The Paleo diet encourages us to eat like our ancestors, with a focus on unprocessed food and the elimination of grains, legumes, dairy and heavily processed foods.
Paleo-style eating has plenty of benefits — emphasizing whole foods, lean proteins, fruits, vegetables and healthy fats — and can certainly make a big improvement in your health. The weight-loss benefits of Paleo eating have held up in several research studies, making it a promising choice.
However, eliminating entire food groups like whole grains, legumes and dairy can mean cutting out nutrients known to be healthy and have plenty of scientific backing. Even if our ancestors didn’t eat tons of beans, research done on the Blue Zones (places in the world where people live the longest) shows the healthiest people on earth eat beans regularly — and whole grains have been linked to decreased cardiovascular risk and lower risk of mortality in numerous studies.
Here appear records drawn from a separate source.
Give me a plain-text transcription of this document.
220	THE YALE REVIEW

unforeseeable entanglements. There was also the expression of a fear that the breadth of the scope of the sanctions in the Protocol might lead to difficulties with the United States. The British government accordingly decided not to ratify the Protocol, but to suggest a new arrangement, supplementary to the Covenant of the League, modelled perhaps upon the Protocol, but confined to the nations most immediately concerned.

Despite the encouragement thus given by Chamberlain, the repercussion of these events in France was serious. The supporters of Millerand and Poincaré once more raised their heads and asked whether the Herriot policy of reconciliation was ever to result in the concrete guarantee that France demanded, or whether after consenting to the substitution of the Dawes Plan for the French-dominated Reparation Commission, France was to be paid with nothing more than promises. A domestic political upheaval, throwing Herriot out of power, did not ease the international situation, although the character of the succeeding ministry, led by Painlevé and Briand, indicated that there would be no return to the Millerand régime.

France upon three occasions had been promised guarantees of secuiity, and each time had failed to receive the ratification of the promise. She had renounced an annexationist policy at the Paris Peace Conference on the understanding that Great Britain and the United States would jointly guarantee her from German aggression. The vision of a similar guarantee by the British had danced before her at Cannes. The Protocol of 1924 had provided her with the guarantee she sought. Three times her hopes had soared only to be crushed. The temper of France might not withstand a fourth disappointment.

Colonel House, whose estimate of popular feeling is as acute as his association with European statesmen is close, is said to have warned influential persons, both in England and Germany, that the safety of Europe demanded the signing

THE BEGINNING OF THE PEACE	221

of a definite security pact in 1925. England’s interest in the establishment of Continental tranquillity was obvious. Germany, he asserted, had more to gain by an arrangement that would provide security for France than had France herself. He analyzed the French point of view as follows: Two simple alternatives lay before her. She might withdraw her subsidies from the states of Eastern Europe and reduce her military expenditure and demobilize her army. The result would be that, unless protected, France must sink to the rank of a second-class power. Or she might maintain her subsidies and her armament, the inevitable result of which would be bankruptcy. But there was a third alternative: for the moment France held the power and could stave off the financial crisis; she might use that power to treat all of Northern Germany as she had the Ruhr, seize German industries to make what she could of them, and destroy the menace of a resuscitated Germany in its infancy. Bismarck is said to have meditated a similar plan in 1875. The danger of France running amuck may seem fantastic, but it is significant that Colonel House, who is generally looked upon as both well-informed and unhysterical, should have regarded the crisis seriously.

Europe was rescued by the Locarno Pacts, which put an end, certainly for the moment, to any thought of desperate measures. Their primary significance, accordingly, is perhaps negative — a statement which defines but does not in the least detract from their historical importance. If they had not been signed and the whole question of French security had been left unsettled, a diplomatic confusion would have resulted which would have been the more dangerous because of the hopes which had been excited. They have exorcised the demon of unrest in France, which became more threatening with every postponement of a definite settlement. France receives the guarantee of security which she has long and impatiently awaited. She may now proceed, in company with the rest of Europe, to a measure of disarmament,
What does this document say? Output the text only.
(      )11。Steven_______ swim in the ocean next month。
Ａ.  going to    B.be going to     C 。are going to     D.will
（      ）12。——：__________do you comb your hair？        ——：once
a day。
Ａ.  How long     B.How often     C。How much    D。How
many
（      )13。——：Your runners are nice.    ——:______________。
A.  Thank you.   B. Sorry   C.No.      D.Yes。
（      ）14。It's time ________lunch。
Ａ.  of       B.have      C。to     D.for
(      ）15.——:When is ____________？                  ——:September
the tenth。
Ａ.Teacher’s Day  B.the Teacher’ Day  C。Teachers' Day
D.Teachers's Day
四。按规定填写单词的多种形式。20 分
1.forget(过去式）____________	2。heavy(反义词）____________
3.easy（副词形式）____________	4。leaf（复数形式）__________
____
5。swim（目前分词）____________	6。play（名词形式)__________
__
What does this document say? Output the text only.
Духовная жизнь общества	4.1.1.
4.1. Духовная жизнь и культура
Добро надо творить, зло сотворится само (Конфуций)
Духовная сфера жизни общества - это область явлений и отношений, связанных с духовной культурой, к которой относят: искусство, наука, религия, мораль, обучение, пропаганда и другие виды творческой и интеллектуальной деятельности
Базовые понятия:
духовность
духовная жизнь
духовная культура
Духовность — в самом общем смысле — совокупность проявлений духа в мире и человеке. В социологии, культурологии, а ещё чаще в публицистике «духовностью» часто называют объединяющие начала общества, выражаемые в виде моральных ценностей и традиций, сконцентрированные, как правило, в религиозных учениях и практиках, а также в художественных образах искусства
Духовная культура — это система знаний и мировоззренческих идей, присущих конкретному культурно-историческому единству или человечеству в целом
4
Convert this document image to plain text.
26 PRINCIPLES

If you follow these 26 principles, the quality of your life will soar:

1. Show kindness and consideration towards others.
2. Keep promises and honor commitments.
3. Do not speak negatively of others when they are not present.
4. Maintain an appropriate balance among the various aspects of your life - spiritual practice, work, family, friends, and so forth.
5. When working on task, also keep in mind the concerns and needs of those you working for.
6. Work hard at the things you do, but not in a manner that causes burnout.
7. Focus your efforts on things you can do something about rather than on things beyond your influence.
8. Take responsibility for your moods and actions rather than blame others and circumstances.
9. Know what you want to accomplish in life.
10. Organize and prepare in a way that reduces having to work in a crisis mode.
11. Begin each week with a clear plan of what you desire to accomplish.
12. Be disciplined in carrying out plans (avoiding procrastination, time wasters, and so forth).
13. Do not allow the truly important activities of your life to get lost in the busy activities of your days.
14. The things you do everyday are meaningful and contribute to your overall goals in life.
Whether or not you follow an entirely Paleo diet, focusing on unprocessed, nutrient-dense foods is a great idea for anyone looking to boost their health. Eating nutrient-dense foods that are packed with protein, fiber, healthy fat, vitamins and minerals also allows you to feel full and satisfied while cutting back on calories. While 1,200 calories is a pretty steep calorie cut, filling your day with nutrient-packed foods makes it doable and satiating.